The fact that the First National Bank has played no mean role in South Africa’s pharmaceutical sector for several years and is responsible for the many large manufacturing and distribution companies in that country should tell us what investment support can do for the sector.
Indeed, with an average gross domestic product (GDP) growth of six per cent just before the COVID-19 pandemic struck in 2020, the opportunity has always been enormous for Ghanaian pharmaceutical companies to do better.
While it is exciting that Ghana was the first country to receive vaccines for COVID-19 under the COVAX facility, it also provides an opportunity for the expansion of availability, distribution and local manufacturing of the vaccines in the shortest time possible, which can only be possible with support from financial establishments and the government.

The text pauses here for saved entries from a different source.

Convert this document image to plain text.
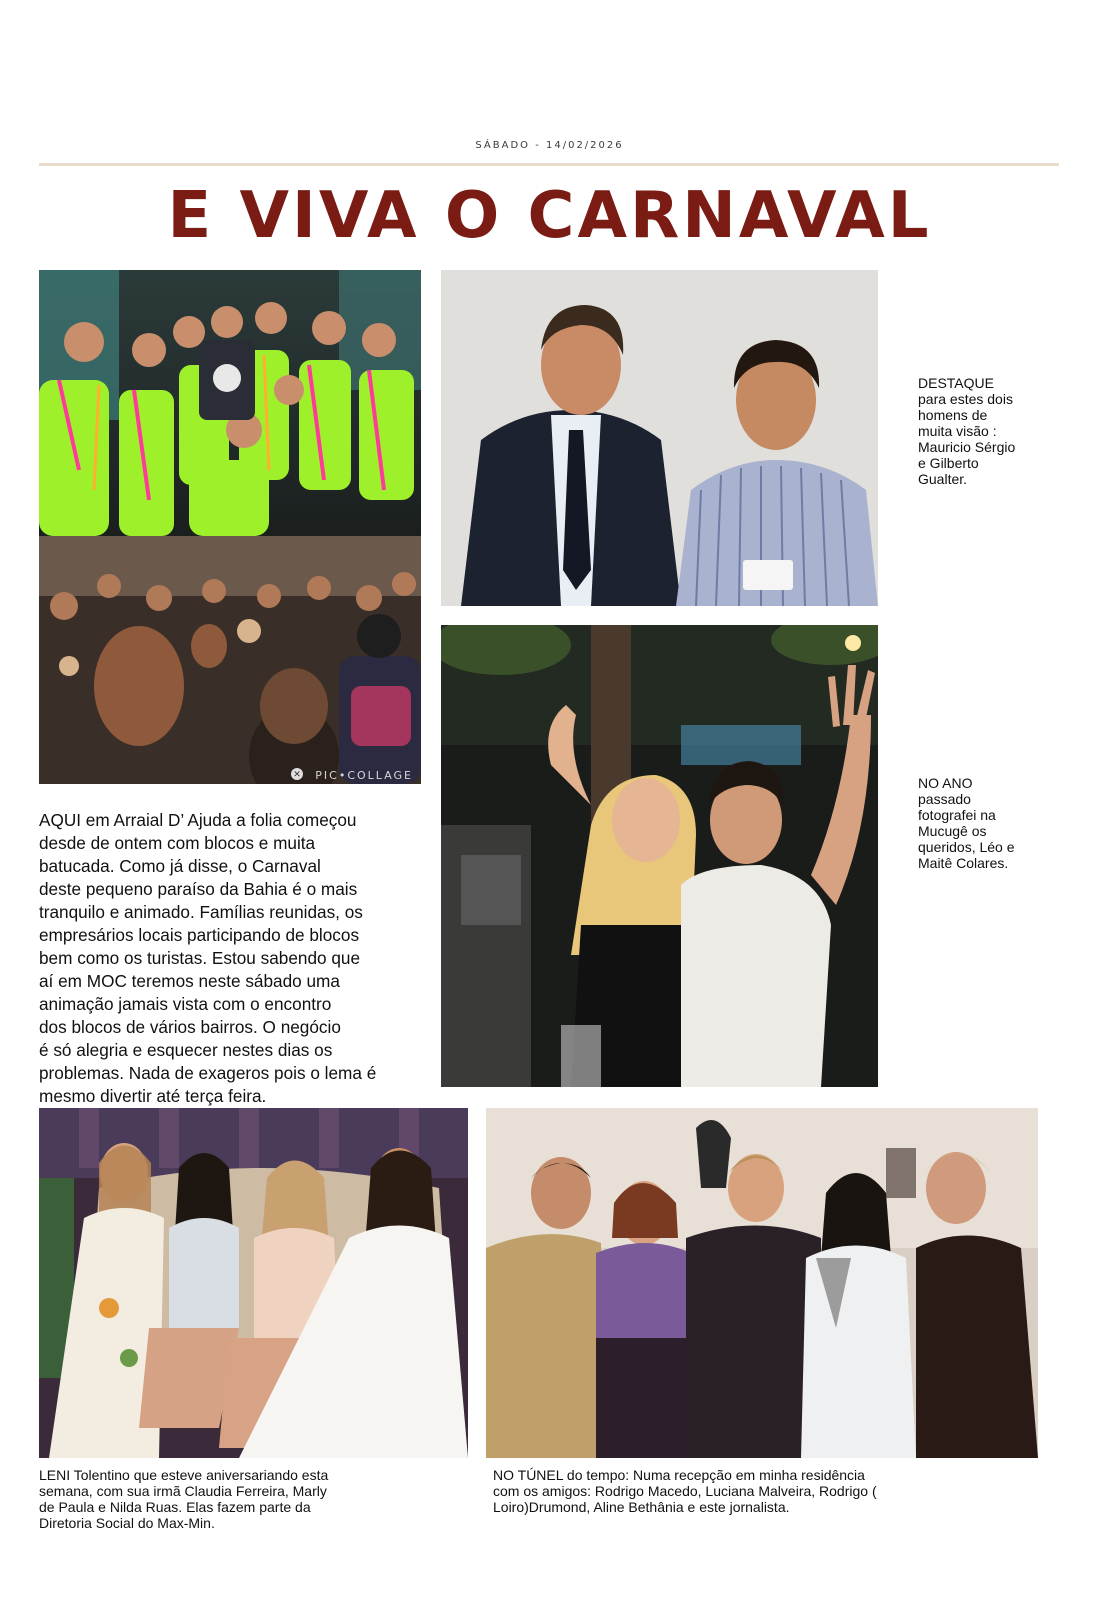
SÁBADO - 14/02/2026
E VIVA O CARNAVAL
✕ PIC•COLLAGE

AQUI em Arraial D’ Ajuda a folia começou

desde de ontem com blocos e muita

batucada. Como já disse, o Carnaval

deste pequeno paraíso da Bahia é o mais

tranquilo e animado. Famílias reunidas, os

empresários locais participando de blocos

bem como os turistas. Estou sabendo que

aí em MOC teremos neste sábado uma

animação jamais vista com o encontro

dos blocos de vários bairros. O negócio

é só alegria e esquecer nestes dias os

problemas. Nada de exageros pois o lema é

mesmo divertir até terça feira.

DESTAQUE
para estes dois
homens de
muita visão :
Mauricio Sérgio
e Gilberto
Gualter.
NO ANO
passado
fotografei na
Mucugê os
queridos, Léo e
Maitê Colares.
LENI Tolentino que esteve aniversariando esta
semana, com sua irmã Claudia Ferreira, Marly
de Paula e Nilda Ruas. Elas fazem parte da
Diretoria Social do Max-Min.
NO TÚNEL do tempo: Numa recepção em minha residência
com os amigos: Rodrigo Macedo, Luciana Malveira, Rodrigo (
Loiro)Drumond, Aline Bethânia e este jornalista.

“Providing funding for indigenous companies that enables them to increase capacity to meet the increasing demand for health care arising from the COVID-19 crisis is in line with our shared values,’’ the bank said, and that is gratifying.
That notwithstanding, the Daily Graphic calls on the government and the financial sector to invest in the pharmaceutical industry, so that Ghana becomes a net exporter of drugs and medicines, instead of always relying on imported medications which can be produced locally.
With the government’s deliberate investment, we will also save so much from what we would otherwise have used to import needed drugs, as we are doing currently.